Other equally important infrastructure development included 250,000 route kilometres of fibre optic cables laid, done using high-tech machines that laid the fibre deep underground with minimal surface disturbance just by drilling two holes.

The JioPhone is an Indian innovation -- by Indians, for Indians -- and is offered effectively free of cost to customers.

It is a feature phone that again fulfils all the elements of ASSURED innovation and allows users to benefit from access to the Internet.

I am convinced this will fast track access to high speed Internet across the country and empower each Indian to enhance their quality of life.

All these efforts have risen India's rank from #155 just one year ago to #1 today in global mobile Internet usage and India now has one of the most competitive telecom networks anywhere in the world.

More importantly, Jio has moved India from missed call to video call, a shift from jugaad to systematic innovation.

Jio is a true exemplar in ASSURED innovation.

You will say but this is doing good for the people of India.

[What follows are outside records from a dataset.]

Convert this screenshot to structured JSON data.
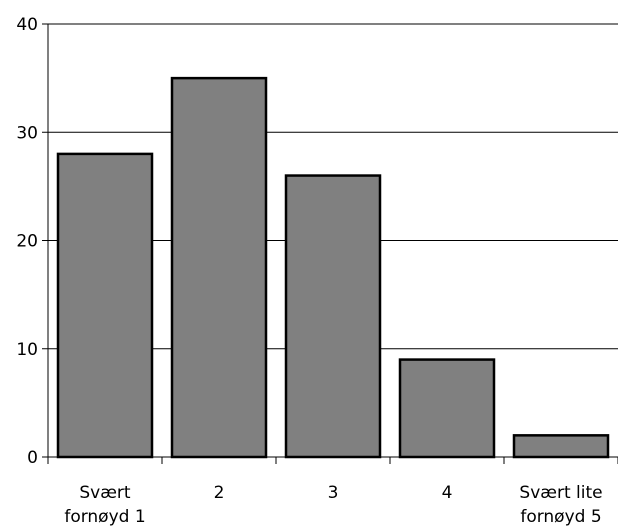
{
  "chart_data": {
    "type": "bar",
    "title": "",
    "xlabel": "",
    "ylabel": "",
    "categories": [
      [
        "Svært",
        "fornøyd 1"
      ],
      [
        "2"
      ],
      [
        "3"
      ],
      [
        "4"
      ],
      [
        "Svært lite",
        "fornøyd 5"
      ]
    ],
    "values": [
      28,
      35,
      26,
      9,
      2
    ],
    "ylim": [
      0,
      40
    ],
    "yticks": [
      "0",
      "10",
      "20",
      "30",
      "40"
    ],
    "grid": true,
    "legend": "none",
    "colors": {
      "bar_fill": "#808080",
      "bar_stroke": "#000000",
      "grid": "#000000",
      "axis": "#000000",
      "background": "#ffffff"
    }
  }
}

But is Jio doing well? Is it making a profit? Yes, it is.

In the very second quarter of operations, it has turned profitable.

So this is indeed a case of doing well by doing good.

Dr R A Mashelkar's oration was delivered at the Australian National University and published by the Australia South Asia Research Centre at the ANU.


Dr Raghunath Anant Mashelkar served as director general, Council of Scientific & Industrial Research, and secretary, Department of Scientific & Industrial Research.
Over the years, he successfully led the process of the transformation of CSIR, the nation's premier scientific organisation, which manages 38 laboratories and 22,000 employees. CSIR is today one of the largest chains of industrial R&D labs in the world.
Dr Mashelkar played a pivotal role in framing India's national S&T policies in the post liberalisation era. He also contributed widely to restructuring and reforms in education, S&T institutions and industry, through the several committees he has chaired.
He set up the National Innovation Foundation to acknowledge and reward grassroot innovators.
As one of India's foremost chemical engineers, Dr Mashelkar has made path-breaking contributions in polymer science and engineering and in the engineering analysis of non-Newtonian fluids.